Things peaked then improved first in Scotland and then now gradually in England it seems. Yes the numbers are not constantly going down day by day now, but the general trend seems to be good. Did schools break up earlier there?

Personally I think combo of schools out, hot weather, greater herd immunity, vaccine protection, end of football, continuing social distancing, NHS pings/isolating are are all factors at play. Yes there is less testing but the decline in numbers in some areas cant be explained just by that .. numbers down 50% here in past 7 days for example, testing sure isnt.

numbers still high in 18-24s for example, where not all of these factors may apply so much.
 
But it appears to drop off in age groups older than school pupils, and it appears to drop off somewhat before end of term.

If school hols were the main factor (suddenly stopping transmission between under 20s) then you'd expect to see a drop off mainly in that age group first, and probably slightly after than the actual end of term. I think.

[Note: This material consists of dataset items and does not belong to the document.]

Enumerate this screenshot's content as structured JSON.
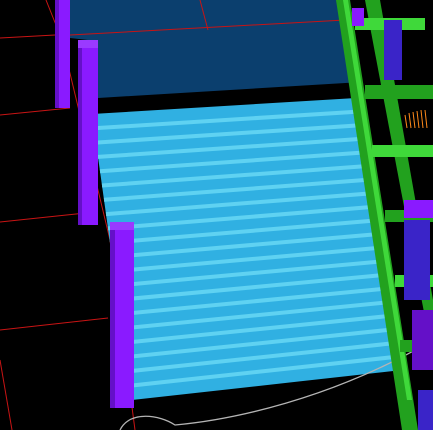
{
  "viewport": {
    "view": "3d-perspective",
    "background_color": "#000000",
    "show_grid": true
  },
  "colors": {
    "grid_line": "#c81414",
    "panel_dark": "#0b3f6e",
    "deck_light": "#30b0e2",
    "deck_stripe": "#5fd2f2",
    "post_purple": "#8a1aff",
    "post_purple_dark": "#6410c8",
    "ladder_green": "#22a11e",
    "ladder_green_light": "#3fd93a",
    "ladder_blue": "#3a24c8",
    "spark_orange": "#ff8a1a",
    "guide_curve": "#b4b4b4"
  },
  "scene_objects": [
    {
      "name": "dark-back-panel",
      "kind": "surface"
    },
    {
      "name": "striped-deck-panel",
      "kind": "surface"
    },
    {
      "name": "purple-post-1",
      "kind": "post"
    },
    {
      "name": "purple-post-2",
      "kind": "post"
    },
    {
      "name": "purple-post-3",
      "kind": "post"
    },
    {
      "name": "green-ladder-rail",
      "kind": "frame"
    },
    {
      "name": "guide-curve",
      "kind": "wire"
    }
  ]
}
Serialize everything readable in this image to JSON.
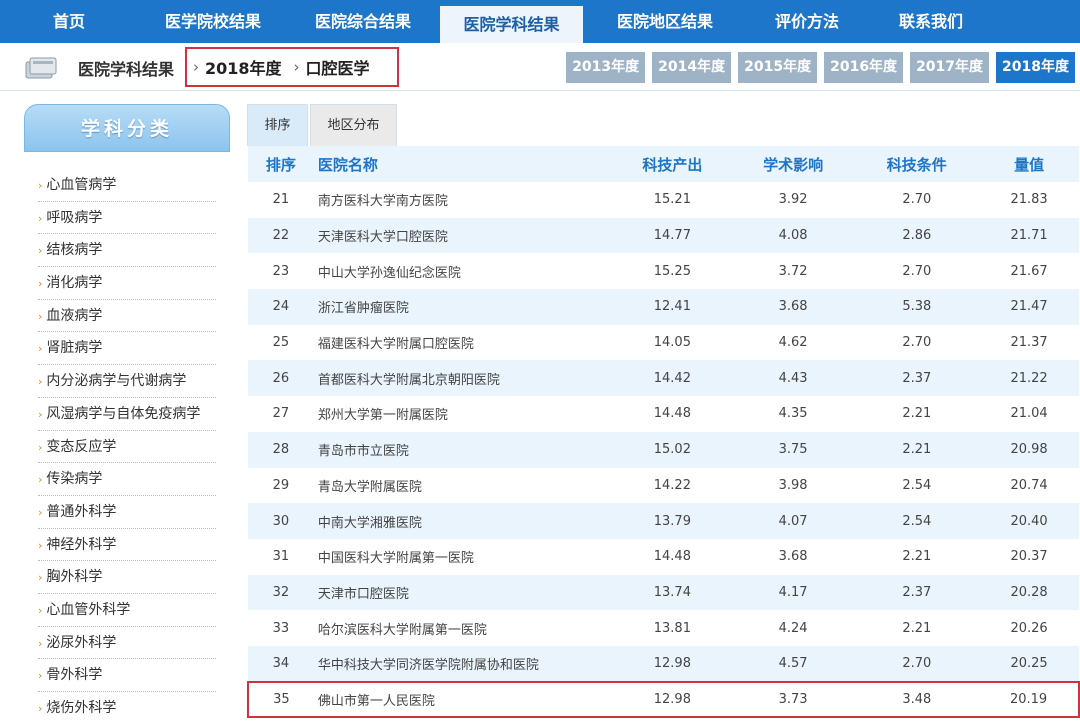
{
  "nav": {
    "items": [
      "首页",
      "医学院校结果",
      "医院综合结果",
      "医院学科结果",
      "医院地区结果",
      "评价方法",
      "联系我们"
    ],
    "active_index": 3
  },
  "breadcrumb": {
    "root": "医院学科结果",
    "year": "2018年度",
    "subject": "口腔医学",
    "separator": "›"
  },
  "years": [
    "2013年度",
    "2014年度",
    "2015年度",
    "2016年度",
    "2017年度",
    "2018年度"
  ],
  "sidebar": {
    "title": "学科分类",
    "items": [
      "心血管病学",
      "呼吸病学",
      "结核病学",
      "消化病学",
      "血液病学",
      "肾脏病学",
      "内分泌病学与代谢病学",
      "风湿病学与自体免疫病学",
      "变态反应学",
      "传染病学",
      "普通外科学",
      "神经外科学",
      "胸外科学",
      "心血管外科学",
      "泌尿外科学",
      "骨外科学",
      "烧伤外科学"
    ]
  },
  "tabs": [
    "排序",
    "地区分布"
  ],
  "table": {
    "headers": [
      "排序",
      "医院名称",
      "科技产出",
      "学术影响",
      "科技条件",
      "量值"
    ],
    "rows": [
      [
        "21",
        "南方医科大学南方医院",
        "15.21",
        "3.92",
        "2.70",
        "21.83"
      ],
      [
        "22",
        "天津医科大学口腔医院",
        "14.77",
        "4.08",
        "2.86",
        "21.71"
      ],
      [
        "23",
        "中山大学孙逸仙纪念医院",
        "15.25",
        "3.72",
        "2.70",
        "21.67"
      ],
      [
        "24",
        "浙江省肿瘤医院",
        "12.41",
        "3.68",
        "5.38",
        "21.47"
      ],
      [
        "25",
        "福建医科大学附属口腔医院",
        "14.05",
        "4.62",
        "2.70",
        "21.37"
      ],
      [
        "26",
        "首都医科大学附属北京朝阳医院",
        "14.42",
        "4.43",
        "2.37",
        "21.22"
      ],
      [
        "27",
        "郑州大学第一附属医院",
        "14.48",
        "4.35",
        "2.21",
        "21.04"
      ],
      [
        "28",
        "青岛市市立医院",
        "15.02",
        "3.75",
        "2.21",
        "20.98"
      ],
      [
        "29",
        "青岛大学附属医院",
        "14.22",
        "3.98",
        "2.54",
        "20.74"
      ],
      [
        "30",
        "中南大学湘雅医院",
        "13.79",
        "4.07",
        "2.54",
        "20.40"
      ],
      [
        "31",
        "中国医科大学附属第一医院",
        "14.48",
        "3.68",
        "2.21",
        "20.37"
      ],
      [
        "32",
        "天津市口腔医院",
        "13.74",
        "4.17",
        "2.37",
        "20.28"
      ],
      [
        "33",
        "哈尔滨医科大学附属第一医院",
        "13.81",
        "4.24",
        "2.21",
        "20.26"
      ],
      [
        "34",
        "华中科技大学同济医学院附属协和医院",
        "12.98",
        "4.57",
        "2.70",
        "20.25"
      ],
      [
        "35",
        "佛山市第一人民医院",
        "12.98",
        "3.73",
        "3.48",
        "20.19"
      ]
    ],
    "highlight_row": 14
  },
  "colors": {
    "nav_bg": "#1d76c9",
    "highlight_border": "#d0323b",
    "header_text": "#1d76c9",
    "row_alt": "#eaf4fc",
    "year_inactive": "#9fb3c7"
  }
}
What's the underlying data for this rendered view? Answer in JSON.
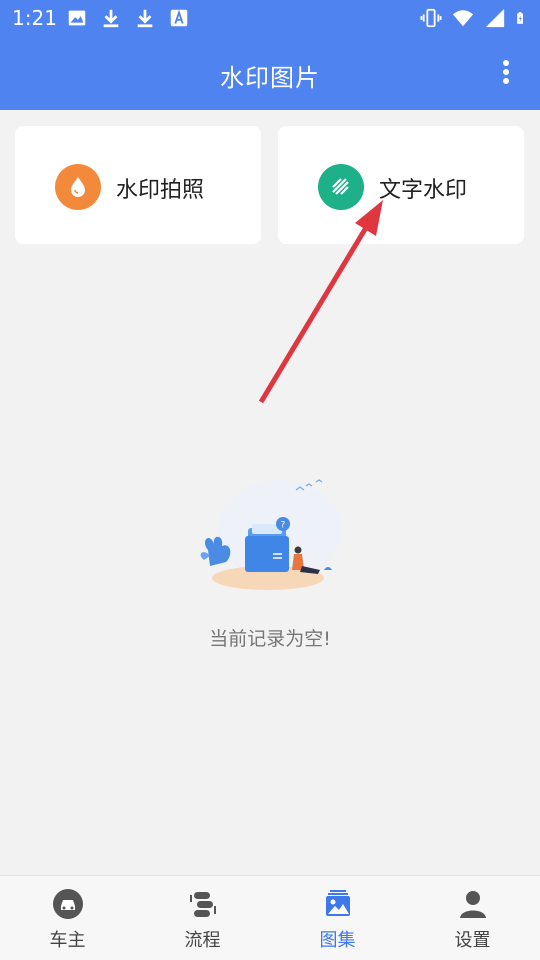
{
  "status_bar": {
    "time": "1:21",
    "left_icons": [
      "image-icon",
      "download-icon",
      "download-icon",
      "text-a-icon"
    ],
    "right_icons": [
      "vibrate-icon",
      "wifi-icon",
      "signal-icon",
      "battery-icon"
    ]
  },
  "app_bar": {
    "title": "水印图片",
    "menu_icon": "more-vert-icon"
  },
  "cards": [
    {
      "label": "水印拍照",
      "icon": "droplet-icon",
      "color": "#f38a3b"
    },
    {
      "label": "文字水印",
      "icon": "hatch-icon",
      "color": "#1eb089"
    }
  ],
  "annotation": {
    "arrow_color": "#e0363f"
  },
  "empty_state": {
    "message": "当前记录为空!",
    "illustration": "empty-folder-illustration"
  },
  "bottom_nav": {
    "active": "图集",
    "items": [
      {
        "label": "车主",
        "icon": "car-icon"
      },
      {
        "label": "流程",
        "icon": "flow-icon"
      },
      {
        "label": "图集",
        "icon": "gallery-icon"
      },
      {
        "label": "设置",
        "icon": "user-icon"
      }
    ]
  },
  "colors": {
    "primary": "#4f83ef",
    "active_nav": "#3f78ea",
    "background": "#f2f2f2"
  }
}
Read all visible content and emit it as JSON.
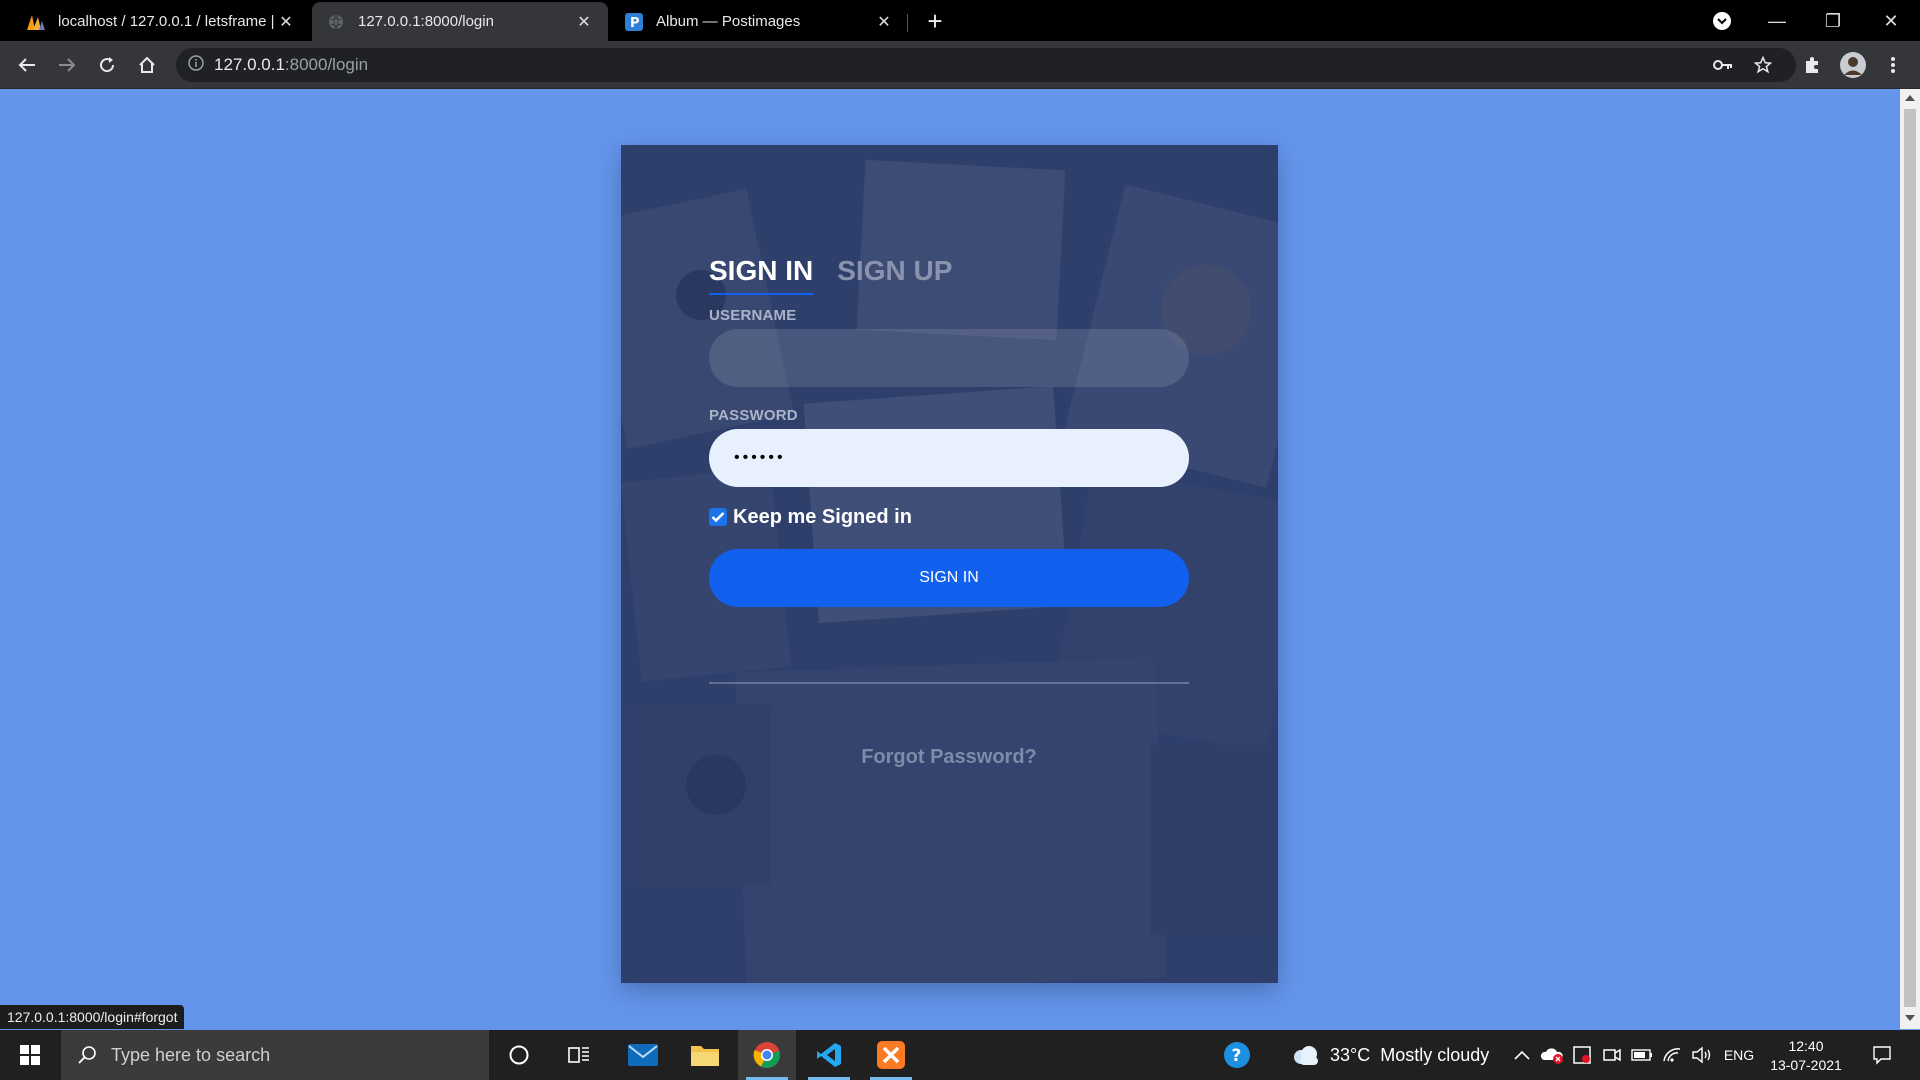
{
  "browser": {
    "tabs": [
      {
        "title": "localhost / 127.0.0.1 / letsframe |",
        "icon": "phpmyadmin-icon",
        "active": false
      },
      {
        "title": "127.0.0.1:8000/login",
        "icon": "globe-icon",
        "active": true
      },
      {
        "title": "Album — Postimages",
        "icon": "postimages-icon",
        "active": false
      }
    ],
    "url_host": "127.0.0.1",
    "url_path": ":8000/login"
  },
  "login": {
    "tab_signin": "SIGN IN",
    "tab_signup": "SIGN UP",
    "username_label": "USERNAME",
    "username_value": "",
    "password_label": "PASSWORD",
    "password_value": "••••••",
    "keep_signed_in_label": "Keep me Signed in",
    "keep_signed_in_checked": true,
    "signin_button": "SIGN IN",
    "forgot_password": "Forgot Password?"
  },
  "status_url": "127.0.0.1:8000/login#forgot",
  "taskbar": {
    "search_placeholder": "Type here to search",
    "weather": "33°C  Mostly cloudy",
    "language": "ENG",
    "time": "12:40",
    "date": "13-07-2021"
  },
  "colors": {
    "page_background": "#6495ed",
    "accent": "#1161ee"
  }
}
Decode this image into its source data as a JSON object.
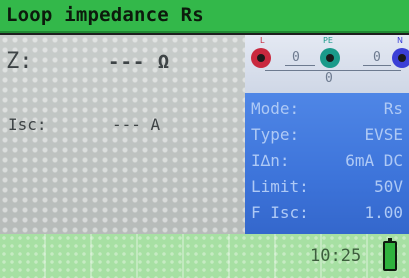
{
  "header": {
    "title": "Loop impedance Rs"
  },
  "results": {
    "z_label": "Z:",
    "z_value": "--- Ω",
    "isc_label": "Isc:",
    "isc_value": "--- A"
  },
  "terminals": [
    {
      "tag": "L",
      "reading": "0",
      "color": "#c9283e"
    },
    {
      "tag": "PE",
      "reading": "0",
      "color": "#1a9a8a"
    },
    {
      "tag": "N",
      "reading": "0",
      "color": "#3b3fd6"
    }
  ],
  "params": [
    {
      "label": "Mode:",
      "value": "Rs"
    },
    {
      "label": "Type:",
      "value": "EVSE"
    },
    {
      "label": "I∆n:",
      "value": "6mA DC"
    },
    {
      "label": "Limit:",
      "value": "50V"
    },
    {
      "label": "F Isc:",
      "value": "1.00"
    }
  ],
  "status": {
    "time": "10:25",
    "battery_icon": "battery-full-icon"
  },
  "colors": {
    "title_bar": "#33b84a",
    "param_panel": "#3d74da",
    "status_bar": "#a7e0a3"
  }
}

apart from the fact a million kids were isolating before term ended…
 
Tuesday = 23,340 new cases
Wednesday = 27,572 new cases
Today = 31,117 new cases

I don't like the look of those figures :(
It would have been incredibly unusual not to see such spikes in the positives by report date.

They have after all been a feature previously and their absence was perhaps an indicator of testing system issues being part of the decline shown. So in that sense its actually reassuring to see such spikes return.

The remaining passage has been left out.